Up to 25% of individuals infected with severe acute respiratory syndrome coronavirus 2 (SARS-CoV-2) exhibit postacute cognitive sequelae. Although millions of cases of coronavirus disease 2019 (COVID-19)-mediated memory dysfunction are accumulating worldwide, the underlying mechanisms and how vaccination lowers risk are unknown. Interleukin-1 (IL-1), a key component of innate immune defense against SARS-CoV-2 infection, is elevated in the hippocampi of individuals with COVID-19. Here we show that intranasal infection of C57BL/6J mice with SARS-CoV-2 Beta variant leads to central nervous system infiltration of Ly6C^hi monocytes and microglial activation. Accordingly, SARS-CoV-2, but not H1N1 influenza virus, increases levels of brain IL-1β and induces persistent IL-1R1-mediated loss of hippocampal neurogenesis, which promotes postacute cognitive deficits. Vaccination with a low dose of adenoviral-vectored spike protein prevents hippocampal production of IL-1β during breakthrough SARS-CoV-2 infection, loss of neurogenesis and subsequent memory deficits. Our study identifies IL-1β as one potential mechanism driving SARS-CoV-2-induced cognitive impairment in a new mouse model that is prevented by vaccination.

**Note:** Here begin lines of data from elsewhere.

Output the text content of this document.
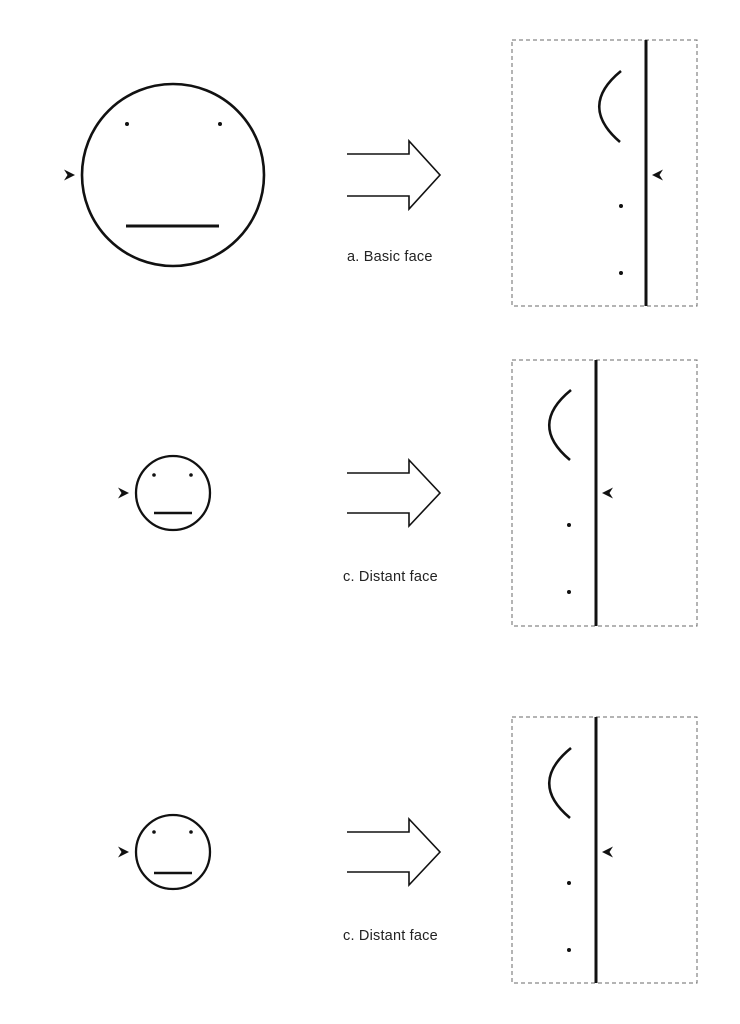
a. Basic face
c. Distant face
c. Distant face
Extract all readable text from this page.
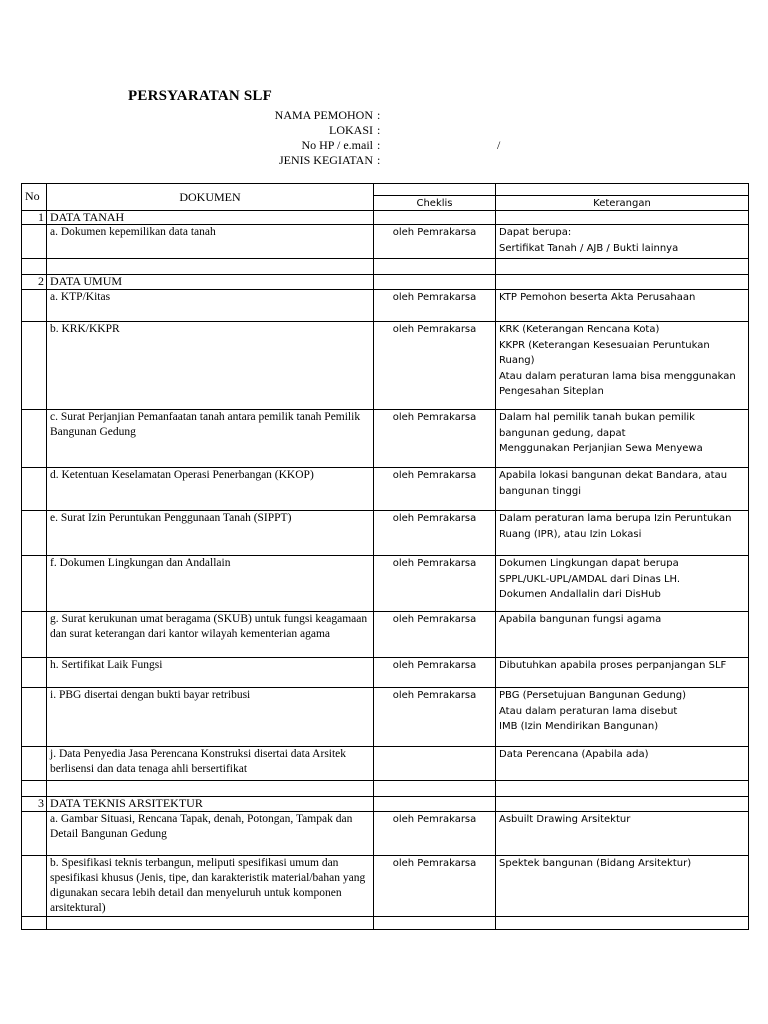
PERSYARATAN SLF
NAMA PEMOHON :
LOKASI :
No HP / e.mail :	/
JENIS KEGIATAN :
No	DOKUMEN		
		Cheklis	Keterangan
1	DATA TANAH		
	a. Dokumen kepemilikan data tanah	oleh Pemrakarsa	Dapat berupa:
Sertifikat Tanah / AJB / Bukti lainnya

2	DATA UMUM		
	a. KTP/Kitas	oleh Pemrakarsa	KTP Pemohon beserta Akta Perusahaan
	b. KRK/KKPR	oleh Pemrakarsa	KRK (Keterangan Rencana Kota)
KKPR (Keterangan Kesesuaian Peruntukan Ruang)
Atau dalam peraturan lama bisa menggunakan Pengesahan Siteplan
	c. Surat Perjanjian Pemanfaatan tanah antara pemilik tanah Pemilik Bangunan Gedung	oleh Pemrakarsa	Dalam hal pemilik tanah bukan pemilik bangunan gedung, dapat
Menggunakan Perjanjian Sewa Menyewa
	d. Ketentuan Keselamatan Operasi Penerbangan (KKOP)	oleh Pemrakarsa	Apabila lokasi bangunan dekat Bandara, atau bangunan tinggi
	e. Surat Izin Peruntukan Penggunaan Tanah (SIPPT)	oleh Pemrakarsa	Dalam peraturan lama berupa Izin Peruntukan Ruang (IPR), atau Izin Lokasi
	f. Dokumen Lingkungan dan Andallain	oleh Pemrakarsa	Dokumen Lingkungan dapat berupa
SPPL/UKL-UPL/AMDAL dari Dinas LH.
Dokumen Andallalin dari DisHub
	g. Surat kerukunan umat beragama (SKUB) untuk fungsi keagamaan dan surat keterangan dari kantor wilayah kementerian agama	oleh Pemrakarsa	Apabila bangunan fungsi agama
	h. Sertifikat Laik Fungsi	oleh Pemrakarsa	Dibutuhkan apabila proses perpanjangan SLF
	i. PBG disertai dengan bukti bayar retribusi	oleh Pemrakarsa	PBG (Persetujuan Bangunan Gedung)
Atau dalam peraturan lama disebut
IMB (Izin Mendirikan Bangunan)
	j. Data Penyedia Jasa Perencana Konstruksi disertai data Arsitek berlisensi dan data tenaga ahli bersertifikat		Data Perencana (Apabila ada)

3	DATA TEKNIS ARSITEKTUR		
	a. Gambar Situasi, Rencana Tapak, denah, Potongan, Tampak dan Detail Bangunan Gedung	oleh Pemrakarsa	Asbuilt Drawing Arsitektur
	b. Spesifikasi teknis terbangun, meliputi spesifikasi umum dan spesifikasi khusus (Jenis, tipe, dan karakteristik material/bahan yang digunakan secara lebih detail dan menyeluruh untuk komponen arsitektural)	oleh Pemrakarsa	Spektek bangunan (Bidang Arsitektur)
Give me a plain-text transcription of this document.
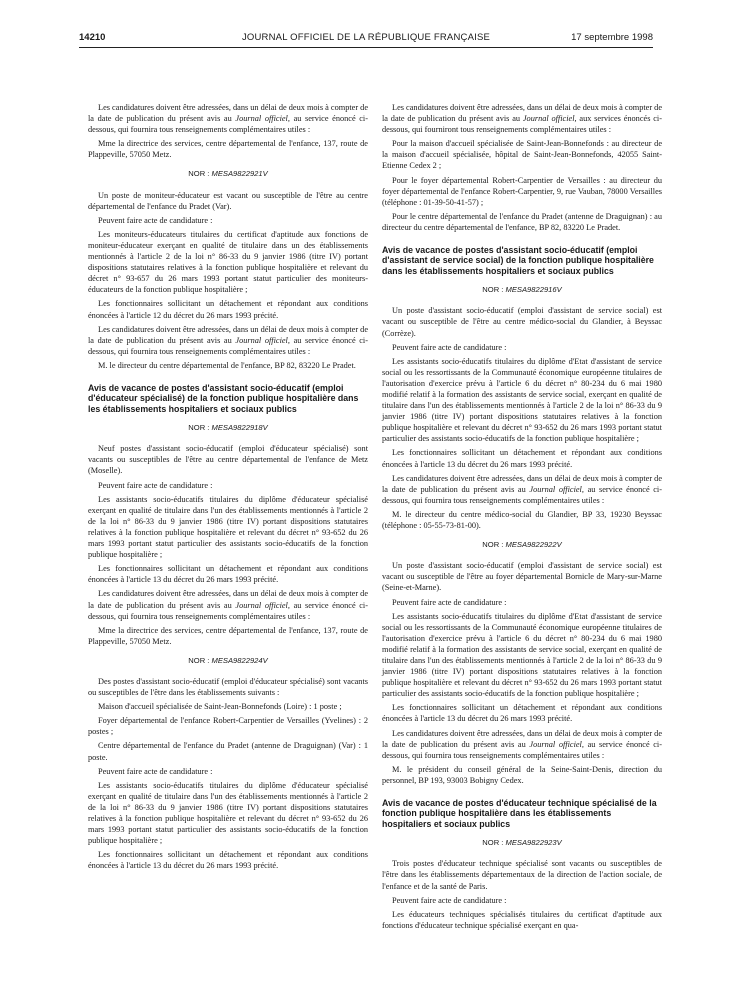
14210	JOURNAL OFFICIEL DE LA RÉPUBLIQUE FRANÇAISE	17 septembre 1998

Les candidatures doivent être adressées, dans un délai de deux mois à compter de la date de publication du présent avis au Journal officiel, au service énoncé ci-dessous, qui fournira tous renseignements complémentaires utiles :

Mme la directrice des services, centre départemental de l'enfance, 137, route de Plappeville, 57050 Metz.

NOR : MESA9822921V

Un poste de moniteur-éducateur est vacant ou susceptible de l'être au centre départemental de l'enfance du Pradet (Var).

Peuvent faire acte de candidature :

Les moniteurs-éducateurs titulaires du certificat d'aptitude aux fonctions de moniteur-éducateur exerçant en qualité de titulaire dans un des établissements mentionnés à l'article 2 de la loi n° 86-33 du 9 janvier 1986 (titre IV) portant dispositions statutaires relatives à la fonction publique hospitalière et relevant du décret n° 93-657 du 26 mars 1993 portant statut particulier des moniteurs-éducateurs de la fonction publique hospitalière ;

Les fonctionnaires sollicitant un détachement et répondant aux conditions énoncées à l'article 12 du décret du 26 mars 1993 précité.

Les candidatures doivent être adressées, dans un délai de deux mois à compter de la date de publication du présent avis au Journal officiel, au service énoncé ci-dessous, qui fournira tous renseignements complémentaires utiles :

M. le directeur du centre départemental de l'enfance, BP 82, 83220 Le Pradet.

Avis de vacance de postes d'assistant socio-éducatif (emploi d'éducateur spécialisé) de la fonction publique hospitalière dans les établissements hospitaliers et sociaux publics
NOR : MESA9822918V

Neuf postes d'assistant socio-éducatif (emploi d'éducateur spécialisé) sont vacants ou susceptibles de l'être au centre départemental de l'enfance de Metz (Moselle).

Peuvent faire acte de candidature :

Les assistants socio-éducatifs titulaires du diplôme d'éducateur spécialisé exerçant en qualité de titulaire dans l'un des établissements mentionnés à l'article 2 de la loi n° 86-33 du 9 janvier 1986 (titre IV) portant dispositions statutaires relatives à la fonction publique hospitalière et relevant du décret n° 93-652 du 26 mars 1993 portant statut particulier des assistants socio-éducatifs de la fonction publique hospitalière ;

Les fonctionnaires sollicitant un détachement et répondant aux conditions énoncées à l'article 13 du décret du 26 mars 1993 précité.

Les candidatures doivent être adressées, dans un délai de deux mois à compter de la date de publication du présent avis au Journal officiel, au service énoncé ci-dessous, qui fournira tous renseignements complémentaires utiles :

Mme la directrice des services, centre départemental de l'enfance, 137, route de Plappeville, 57050 Metz.

NOR : MESA9822924V

Des postes d'assistant socio-éducatif (emploi d'éducateur spécialisé) sont vacants ou susceptibles de l'être dans les établissements suivants :

Maison d'accueil spécialisée de Saint-Jean-Bonnefonds (Loire) : 1 poste ;

Foyer départemental de l'enfance Robert-Carpentier de Versailles (Yvelines) : 2 postes ;

Centre départemental de l'enfance du Pradet (antenne de Draguignan) (Var) : 1 poste.

Peuvent faire acte de candidature :

Les assistants socio-éducatifs titulaires du diplôme d'éducateur spécialisé exerçant en qualité de titulaire dans l'un des établissements mentionnés à l'article 2 de la loi n° 86-33 du 9 janvier 1986 (titre IV) portant dispositions statutaires relatives à la fonction publique hospitalière et relevant du décret n° 93-652 du 26 mars 1993 portant statut particulier des assistants socio-éducatifs de la fonction publique hospitalière ;

Les fonctionnaires sollicitant un détachement et répondant aux conditions énoncées à l'article 13 du décret du 26 mars 1993 précité.

Les candidatures doivent être adressées, dans un délai de deux mois à compter de la date de publication du présent avis au Journal officiel, aux services énoncés ci-dessous, qui fourniront tous renseignements complémentaires utiles :

Pour la maison d'accueil spécialisée de Saint-Jean-Bonnefonds : au directeur de la maison d'accueil spécialisée, hôpital de Saint-Jean-Bonnefonds, 42055 Saint-Etienne Cedex 2 ;

Pour le foyer départemental Robert-Carpentier de Versailles : au directeur du foyer départemental de l'enfance Robert-Carpentier, 9, rue Vauban, 78000 Versailles (téléphone : 01-39-50-41-57) ;

Pour le centre départemental de l'enfance du Pradet (antenne de Draguignan) : au directeur du centre départemental de l'enfance, BP 82, 83220 Le Pradet.

Avis de vacance de postes d'assistant socio-éducatif (emploi d'assistant de service social) de la fonction publique hospitalière dans les établissements hospitaliers et sociaux publics
NOR : MESA9822916V

Un poste d'assistant socio-éducatif (emploi d'assistant de service social) est vacant ou susceptible de l'être au centre médico-social du Glandier, à Beyssac (Corrèze).

Peuvent faire acte de candidature :

Les assistants socio-éducatifs titulaires du diplôme d'Etat d'assistant de service social ou les ressortissants de la Communauté économique européenne titulaires de l'autorisation d'exercice prévu à l'article 6 du décret n° 80-234 du 6 mai 1980 modifié relatif à la formation des assistants de service social, exerçant en qualité de titulaire dans l'un des établissements mentionnés à l'article 2 de la loi n° 86-33 du 9 janvier 1986 (titre IV) portant dispositions statutaires relatives à la fonction publique hospitalière et relevant du décret n° 93-652 du 26 mars 1993 portant statut particulier des assistants socio-éducatifs de la fonction publique hospitalière ;

Les fonctionnaires sollicitant un détachement et répondant aux conditions énoncées à l'article 13 du décret du 26 mars 1993 précité.

Les candidatures doivent être adressées, dans un délai de deux mois à compter de la date de publication du présent avis au Journal officiel, au service énoncé ci-dessous, qui fournira tous renseignements complémentaires utiles :

M. le directeur du centre médico-social du Glandier, BP 33, 19230 Beyssac (téléphone : 05-55-73-81-00).

NOR : MESA9822922V

Un poste d'assistant socio-éducatif (emploi d'assistant de service social) est vacant ou susceptible de l'être au foyer départemental Bornicle de Mary-sur-Marne (Seine-et-Marne).

Peuvent faire acte de candidature :

Les assistants socio-éducatifs titulaires du diplôme d'Etat d'assistant de service social ou les ressortissants de la Communauté économique européenne titulaires de l'autorisation d'exercice prévu à l'article 6 du décret n° 80-234 du 6 mai 1980 modifié relatif à la formation des assistants de service social, exerçant en qualité de titulaire dans l'un des établissements mentionnés à l'article 2 de la loi n° 86-33 du 9 janvier 1986 (titre IV) portant dispositions statutaires relatives à la fonction publique hospitalière et relevant du décret n° 93-652 du 26 mars 1993 portant statut particulier des assistants socio-éducatifs de la fonction publique hospitalière ;

Les fonctionnaires sollicitant un détachement et répondant aux conditions énoncées à l'article 13 du décret du 26 mars 1993 précité.

Les candidatures doivent être adressées, dans un délai de deux mois à compter de la date de publication du présent avis au Journal officiel, au service énoncé ci-dessous, qui fournira tous renseignements complémentaires utiles :

M. le président du conseil général de la Seine-Saint-Denis, direction du personnel, BP 193, 93003 Bobigny Cedex.

Avis de vacance de postes d'éducateur technique spécialisé de la fonction publique hospitalière dans les établissements hospitaliers et sociaux publics
NOR : MESA9822923V

Trois postes d'éducateur technique spécialisé sont vacants ou susceptibles de l'être dans les établissements départementaux de la direction de l'action sociale, de l'enfance et de la santé de Paris.

Peuvent faire acte de candidature :

Les éducateurs techniques spécialisés titulaires du certificat d'aptitude aux fonctions d'éducateur technique spécialisé exerçant en qua-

高达 25% 的严重急性呼吸综合征冠状病毒 2 (SARS-CoV-2) 感染者会出现急性后认知后遗症。尽管全球范围内数以百万计的 2019 冠状病毒病 (COVID-19) 介导的记忆功能障碍病例正在积累，但其潜在机制以及疫苗接种如何降低风险尚不清楚。白细胞介素-1 (IL-1) 是针对 SARS-CoV-2 感染的先天免疫防御的关键组成部分，在 COVID-19 患者的海马体中含量升高。在这里，我们发现，C57BL/6J 小鼠鼻内感染 SARS-CoV-2 Beta 变体会导致中枢神经系统 Ly6C ^hi单核细胞浸润和小胶质细胞激活。因此，SARS-CoV-2（而非 H1N1 流感病毒）会增加大脑 IL-1β 的水平，并诱导 IL-1R1 介导的海马神经发生持续丧失，从而促进急性后认知缺陷。低剂量腺病毒载体刺突蛋白疫苗可防止突破性 SARS-CoV-2 感染期间海马产生 IL-1β、神经发生丧失和随后的记忆缺陷。我们的研究发现，IL-1β 是在新小鼠模型中驱动 SARS-CoV-2 诱导的认知障碍的一种潜在机制，而这种认知障碍可以通过疫苗接种来预防。